Benefits of This Approach
- Clean testing environments: Each version’s behavior is isolated and easy to audit.
- Structured QA: No more vague "feels better" judgments — you get concrete metrics per run.
- Faster iteration: Developers can deploy, test, and compare changes with clear feedback.
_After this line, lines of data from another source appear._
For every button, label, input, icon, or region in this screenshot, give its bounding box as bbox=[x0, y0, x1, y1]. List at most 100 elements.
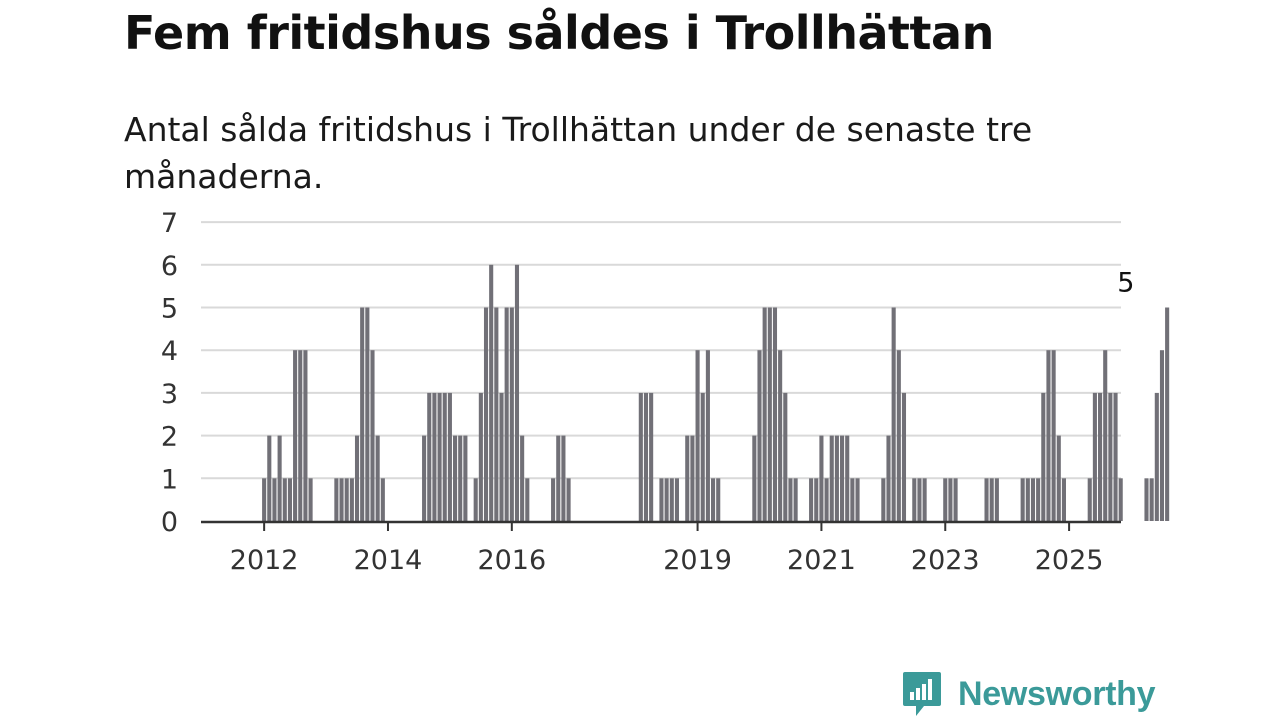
bar bbox=[437, 392, 442, 521]
bar bbox=[556, 435, 561, 521]
bar bbox=[509, 307, 514, 521]
y-tick-label: 3 bbox=[161, 379, 178, 410]
gridlines bbox=[201, 221, 1121, 480]
bar bbox=[520, 435, 525, 521]
bar bbox=[664, 478, 669, 521]
bar bbox=[809, 478, 814, 521]
x-tick-label: 2016 bbox=[477, 545, 546, 576]
bar bbox=[551, 478, 556, 521]
bar bbox=[695, 350, 700, 521]
y-tick-label: 0 bbox=[161, 507, 178, 538]
bar bbox=[1103, 350, 1108, 521]
bar bbox=[458, 435, 463, 521]
bar bbox=[788, 478, 793, 521]
x-tick-label: 2021 bbox=[787, 545, 856, 576]
bars bbox=[262, 264, 1170, 521]
bar bbox=[432, 392, 437, 521]
newsworthy-logo: Newsworthy bbox=[902, 670, 1156, 718]
bar bbox=[778, 350, 783, 521]
y-axis-ticks: 0 1 2 3 4 5 6 7 bbox=[161, 208, 178, 538]
y-tick-label: 7 bbox=[161, 208, 178, 239]
bar bbox=[886, 435, 891, 521]
bar bbox=[442, 392, 447, 521]
bar bbox=[700, 392, 705, 521]
bar bbox=[705, 350, 710, 521]
bar bbox=[984, 478, 989, 521]
y-tick-label: 2 bbox=[161, 422, 178, 453]
bar bbox=[489, 264, 494, 521]
bar bbox=[375, 435, 380, 521]
highlight-value-label: 5 bbox=[1117, 268, 1134, 299]
bar bbox=[339, 478, 344, 521]
bar bbox=[566, 478, 571, 521]
bar bbox=[757, 350, 762, 521]
bar bbox=[1046, 350, 1051, 521]
bar bbox=[514, 264, 520, 521]
bar bbox=[881, 478, 886, 521]
bar bbox=[272, 478, 277, 521]
bar bbox=[447, 392, 452, 521]
bar bbox=[1051, 350, 1056, 521]
bar bbox=[360, 307, 365, 521]
chart-subtitle: Antal sålda fritidshus i Trollhättan und… bbox=[124, 110, 1033, 196]
bar bbox=[267, 435, 272, 521]
brand-name: Newsworthy bbox=[958, 674, 1156, 713]
bar bbox=[427, 392, 432, 521]
bar bbox=[1020, 478, 1025, 521]
newsworthy-logo-icon bbox=[903, 672, 941, 716]
bar-chart: 0 1 2 3 4 5 6 7 2012 2014 2016 2019 2021 2023 2025 5 bbox=[161, 208, 1170, 576]
bar bbox=[783, 392, 788, 521]
bar bbox=[370, 350, 375, 521]
bar bbox=[922, 478, 927, 521]
x-tick-label: 2019 bbox=[663, 545, 732, 576]
bar bbox=[834, 435, 839, 521]
bar bbox=[1165, 307, 1170, 521]
bar bbox=[1108, 392, 1113, 521]
bar bbox=[380, 478, 385, 521]
bar bbox=[365, 307, 370, 521]
bar bbox=[277, 435, 282, 521]
bar bbox=[829, 435, 834, 521]
bar bbox=[948, 478, 953, 521]
bar bbox=[308, 478, 313, 521]
bar bbox=[334, 478, 339, 521]
bar bbox=[674, 478, 679, 521]
bar bbox=[638, 392, 643, 521]
bar bbox=[994, 478, 999, 521]
bar bbox=[298, 350, 303, 521]
bar bbox=[287, 478, 292, 521]
bar bbox=[494, 307, 499, 521]
bar bbox=[669, 478, 674, 521]
y-tick-label: 4 bbox=[161, 336, 178, 367]
bar bbox=[845, 435, 850, 521]
x-tick-label: 2014 bbox=[354, 545, 423, 576]
bar bbox=[499, 392, 504, 521]
bar bbox=[473, 478, 478, 521]
bar bbox=[1098, 392, 1103, 521]
bar bbox=[525, 478, 530, 521]
bar bbox=[850, 478, 855, 521]
bar bbox=[772, 307, 778, 521]
chart-title: Fem fritidshus såldes i Trollhättan bbox=[124, 6, 994, 60]
bar bbox=[349, 478, 354, 521]
bar bbox=[344, 478, 349, 521]
bar bbox=[1087, 478, 1092, 521]
bar bbox=[478, 392, 483, 521]
bar bbox=[659, 478, 664, 521]
bar bbox=[901, 392, 907, 521]
bar bbox=[1025, 478, 1030, 521]
bar bbox=[1030, 478, 1036, 521]
bar bbox=[814, 478, 819, 521]
bar bbox=[917, 478, 922, 521]
bar bbox=[943, 478, 948, 521]
bar bbox=[561, 435, 566, 521]
bar bbox=[1154, 392, 1159, 521]
y-tick-label: 5 bbox=[161, 294, 178, 325]
x-axis-ticks: 2012 2014 2016 2019 2021 2023 2025 bbox=[230, 522, 1104, 576]
bar bbox=[643, 392, 649, 521]
bar bbox=[912, 478, 917, 521]
bar bbox=[752, 435, 757, 521]
bar bbox=[354, 435, 360, 521]
bar bbox=[819, 435, 824, 521]
x-tick-label: 2025 bbox=[1035, 545, 1104, 576]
- Safe experimentation: Riskier prompt or tool changes can be tested without disrupting existing production agents.
Who This Is For
This workflow is especially useful for:
- AI/ML developers testing variations of prompt-engineered agents
- QA engineers tasked with validating the safety and accuracy of agent responses
- Product teams looking to ship new agent behavior confidently and with supporting evidence
Final Thoughts
Testing AI agents requires more than just manual review. By separating agent versions using database branches and logging structured QA data, teams gain visibility into behavior differences. This makes experimentation safe, comparisons measurable, and releases more confident.
Start small with two branches, test your agent changes independently, and grow from there as your AI agent ecosystem evolves.